BD (Becton, Dickinson and Company) (NYSE: BDX), a leading and one of the longest-serving global medical technology companies, is honoured to celebrate 30 years of its pan-African presence and the three-decade legacy of strengthening Africa’s health systems and bringing accessible quality health services to millions of people.  

Since 1995, BD has helped transform healthcare across Africa — bringing life-saving vaccines to children, generating and sharing research, improving health worker and patient safety and speeding up diagnosis and treatment. With the right technology, people and support, even the toughest conditions – resource constraints, diverse systemic capabilities and challenging geographical terrains – have not stood in the way of patient-centred care. 

“The company’s strategies have proven to be instrumental in combating many of the most pressing health concerns – epidemics and pandemics like COVID-19, HIV/AIDS, TB and malaria as well as primary healthcare and chronic priorities like infant vaccination, diabetes, cancers and protecting clinical environments from healthcare-acquired infections,” says Ian Wakefield, General Manager of BD Africa. 

By working in close collaboration with stakeholders and local distributors, BD helps to improve health outcomes, increase efficiencies, lower service provision costs, and boost safety and access to healthcare. BD’s African footprint stretches from urban centres to the smallest rural and hard-to-reach places, some without an address or where the only professional caregivers are traditional healers.  

This presence allows BD to identify and address healthcare needs across sub-Saharan Africa. 

Wakefield says: “We exist to support the heroes on the frontlines of healthcare by developing innovative technology, services and solutions that help advance both clinical therapy for patients and clinical processes for healthcare providers. About 198 of BD’s global staff complement of 70,000 are in Africa. Every day, they enhance the safety and efficiency of clinicians’ care, enable laboratory technicians to accurately detect disease and advance the development of next-generation diagnostics and therapeutics that are relevant to the African burden of disease.” 

In reflecting on how BD has helped build healthcare systems in sub-Saharan Africa, Wakefield cites that nurses, laboratory technicians and community health workers are the foundation, bricks and mortar of patient care. While serving large patient numbers, they also carry other loads, including insufficient time, suboptimal training and lack of PPE and other medical resources. These factors pose a risk to their health and well-being, often resulting in workplace-acquired infections, burnout and mental stress.  

“Proven measures that can strengthen health professionals’ safety and wellbeing and support the efforts of healthcare workers exist, but are not consistently applied due to systemic challenges.  

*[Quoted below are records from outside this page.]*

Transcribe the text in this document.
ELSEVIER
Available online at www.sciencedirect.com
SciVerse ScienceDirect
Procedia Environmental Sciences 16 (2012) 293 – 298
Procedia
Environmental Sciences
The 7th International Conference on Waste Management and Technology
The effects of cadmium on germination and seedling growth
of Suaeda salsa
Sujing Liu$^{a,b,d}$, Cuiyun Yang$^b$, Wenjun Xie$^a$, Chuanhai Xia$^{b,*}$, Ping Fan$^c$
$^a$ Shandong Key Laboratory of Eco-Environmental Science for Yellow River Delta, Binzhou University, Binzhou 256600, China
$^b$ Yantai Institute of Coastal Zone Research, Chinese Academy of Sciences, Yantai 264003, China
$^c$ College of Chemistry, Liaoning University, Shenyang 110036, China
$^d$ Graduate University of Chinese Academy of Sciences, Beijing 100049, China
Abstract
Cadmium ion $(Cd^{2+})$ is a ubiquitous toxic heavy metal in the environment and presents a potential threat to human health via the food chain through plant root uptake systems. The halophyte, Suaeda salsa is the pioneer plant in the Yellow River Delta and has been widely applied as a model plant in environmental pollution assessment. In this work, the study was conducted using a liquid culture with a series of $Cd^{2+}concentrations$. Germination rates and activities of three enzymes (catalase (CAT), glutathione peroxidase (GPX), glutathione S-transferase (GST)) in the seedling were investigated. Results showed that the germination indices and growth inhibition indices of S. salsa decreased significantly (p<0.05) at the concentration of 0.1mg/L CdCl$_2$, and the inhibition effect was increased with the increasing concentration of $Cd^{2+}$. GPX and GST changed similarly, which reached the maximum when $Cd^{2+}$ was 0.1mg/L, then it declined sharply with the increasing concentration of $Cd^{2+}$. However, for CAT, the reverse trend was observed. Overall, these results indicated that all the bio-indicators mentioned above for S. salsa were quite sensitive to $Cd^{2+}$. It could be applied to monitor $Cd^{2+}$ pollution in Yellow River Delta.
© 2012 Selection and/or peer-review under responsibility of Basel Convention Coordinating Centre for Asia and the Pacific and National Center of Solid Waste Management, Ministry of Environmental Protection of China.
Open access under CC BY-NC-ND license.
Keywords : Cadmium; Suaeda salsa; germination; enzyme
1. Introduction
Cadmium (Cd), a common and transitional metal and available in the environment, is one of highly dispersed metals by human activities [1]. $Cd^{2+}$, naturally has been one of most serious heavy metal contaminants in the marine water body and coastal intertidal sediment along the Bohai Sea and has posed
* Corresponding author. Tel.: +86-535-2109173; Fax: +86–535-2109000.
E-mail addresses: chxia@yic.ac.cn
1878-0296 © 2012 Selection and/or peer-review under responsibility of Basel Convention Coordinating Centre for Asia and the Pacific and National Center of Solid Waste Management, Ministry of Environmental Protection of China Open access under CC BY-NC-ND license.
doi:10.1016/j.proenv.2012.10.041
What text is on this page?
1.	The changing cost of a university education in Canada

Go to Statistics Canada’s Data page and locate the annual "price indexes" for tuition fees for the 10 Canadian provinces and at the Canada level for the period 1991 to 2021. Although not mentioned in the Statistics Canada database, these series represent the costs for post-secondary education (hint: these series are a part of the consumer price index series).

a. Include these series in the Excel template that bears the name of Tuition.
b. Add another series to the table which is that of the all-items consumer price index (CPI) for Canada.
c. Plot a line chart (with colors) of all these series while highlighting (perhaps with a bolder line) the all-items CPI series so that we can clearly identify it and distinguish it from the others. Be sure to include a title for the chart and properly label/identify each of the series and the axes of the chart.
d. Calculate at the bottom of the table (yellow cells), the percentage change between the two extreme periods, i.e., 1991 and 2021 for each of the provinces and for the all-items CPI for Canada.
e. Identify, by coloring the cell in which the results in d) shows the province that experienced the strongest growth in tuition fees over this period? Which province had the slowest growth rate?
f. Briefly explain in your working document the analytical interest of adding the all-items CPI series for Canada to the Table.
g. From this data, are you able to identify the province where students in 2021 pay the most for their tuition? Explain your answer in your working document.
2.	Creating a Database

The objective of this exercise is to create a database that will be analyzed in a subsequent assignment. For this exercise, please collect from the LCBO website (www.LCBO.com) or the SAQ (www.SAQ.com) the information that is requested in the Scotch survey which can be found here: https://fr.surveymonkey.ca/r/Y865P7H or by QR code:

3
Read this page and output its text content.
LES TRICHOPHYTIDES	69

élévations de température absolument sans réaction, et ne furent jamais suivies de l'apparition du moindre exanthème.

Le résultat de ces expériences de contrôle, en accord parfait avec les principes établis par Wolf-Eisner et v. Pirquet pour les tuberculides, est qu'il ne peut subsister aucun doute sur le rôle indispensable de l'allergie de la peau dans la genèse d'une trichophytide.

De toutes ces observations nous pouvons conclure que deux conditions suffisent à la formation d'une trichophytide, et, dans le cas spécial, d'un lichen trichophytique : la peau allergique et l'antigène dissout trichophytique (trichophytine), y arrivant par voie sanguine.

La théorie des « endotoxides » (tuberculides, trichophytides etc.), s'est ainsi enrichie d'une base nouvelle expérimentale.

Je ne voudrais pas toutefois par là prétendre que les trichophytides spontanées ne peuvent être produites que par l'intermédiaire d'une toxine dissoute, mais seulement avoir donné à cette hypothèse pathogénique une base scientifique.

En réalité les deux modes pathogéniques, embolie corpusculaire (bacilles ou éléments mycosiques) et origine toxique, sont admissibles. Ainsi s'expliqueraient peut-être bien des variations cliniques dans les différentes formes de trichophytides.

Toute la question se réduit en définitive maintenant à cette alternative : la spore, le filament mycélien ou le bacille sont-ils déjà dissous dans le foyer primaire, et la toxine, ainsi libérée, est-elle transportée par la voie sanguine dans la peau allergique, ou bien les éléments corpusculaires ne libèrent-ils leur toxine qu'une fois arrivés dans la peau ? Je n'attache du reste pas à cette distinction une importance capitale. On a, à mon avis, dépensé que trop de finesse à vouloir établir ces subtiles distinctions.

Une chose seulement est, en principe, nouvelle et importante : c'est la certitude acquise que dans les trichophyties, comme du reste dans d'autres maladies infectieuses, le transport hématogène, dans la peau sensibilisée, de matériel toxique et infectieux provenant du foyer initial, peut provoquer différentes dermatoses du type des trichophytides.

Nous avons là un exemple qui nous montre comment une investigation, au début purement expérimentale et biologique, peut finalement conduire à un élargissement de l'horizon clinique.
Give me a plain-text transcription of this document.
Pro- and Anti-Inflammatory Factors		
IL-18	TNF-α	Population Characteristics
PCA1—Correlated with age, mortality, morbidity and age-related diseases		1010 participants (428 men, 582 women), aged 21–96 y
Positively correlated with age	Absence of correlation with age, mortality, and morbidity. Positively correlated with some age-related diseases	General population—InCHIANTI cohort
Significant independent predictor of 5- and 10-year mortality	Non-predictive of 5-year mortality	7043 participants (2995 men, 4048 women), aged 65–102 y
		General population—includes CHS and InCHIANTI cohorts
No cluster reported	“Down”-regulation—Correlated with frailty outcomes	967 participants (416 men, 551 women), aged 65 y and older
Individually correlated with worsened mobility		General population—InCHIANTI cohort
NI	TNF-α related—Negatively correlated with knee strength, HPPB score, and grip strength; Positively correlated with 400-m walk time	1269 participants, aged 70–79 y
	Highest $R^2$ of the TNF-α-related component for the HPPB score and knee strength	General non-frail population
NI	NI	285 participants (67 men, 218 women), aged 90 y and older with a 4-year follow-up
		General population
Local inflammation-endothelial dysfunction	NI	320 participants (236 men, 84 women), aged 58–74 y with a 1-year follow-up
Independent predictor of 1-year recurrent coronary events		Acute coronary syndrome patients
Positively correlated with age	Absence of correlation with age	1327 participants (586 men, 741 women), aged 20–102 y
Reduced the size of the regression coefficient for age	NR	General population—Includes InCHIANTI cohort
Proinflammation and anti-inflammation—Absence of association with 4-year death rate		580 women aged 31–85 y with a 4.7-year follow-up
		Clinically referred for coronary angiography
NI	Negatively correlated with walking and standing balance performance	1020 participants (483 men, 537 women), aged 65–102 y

“Given its presence at the coalface of healthcare delivery, BD recognised that no amount of medicines, syringes or other equipment can do the job on their own and that healthcare workers are central to African health systems’ ability to fulfil population needs,” says Wakefield.  

Early on, the company developed and pursued a healthcare worker- and patient-centred multipronged solution based on a sustainable, longer-term approach and investments.  

This work began in 2006 when BD Africa and the World Economic Forum (WEF) researched and co-published a White Paper on Strengthening Health Systems in Africa. Using it as a basis for sustained regional, continental and global advocacy and policy formation, BD elevated the role of African healthcare professionals and contributed to impactful healthcare access innovations and partnerships that facilitated funding, training opportunities and workplace wellness initiatives. These ranged from immediate protection, such as Hepatitis B inoculation drives and standing beside healthcare workers as they marched to raise awareness of their needs and challenges, to enable best-practice, holistic, sustainable educational and capacity-building initiatives.  

In a quest to care for the carers and their patients, these experiences and learnings provided for invaluable and ongoing systemic benefits – such as cocreating wellness centres for healthcare workers, assisting in the adoption of safety-engineered devices, establishing training hubs and being part of the solutions for epidemics, including TB and HIV.   

“With a future-oriented lens, we stand together with health departments, healthcare role players, local and global partners and communities in all 54 nations on the continent to deliver both urgent and long-term solutions to Africa’s health needs.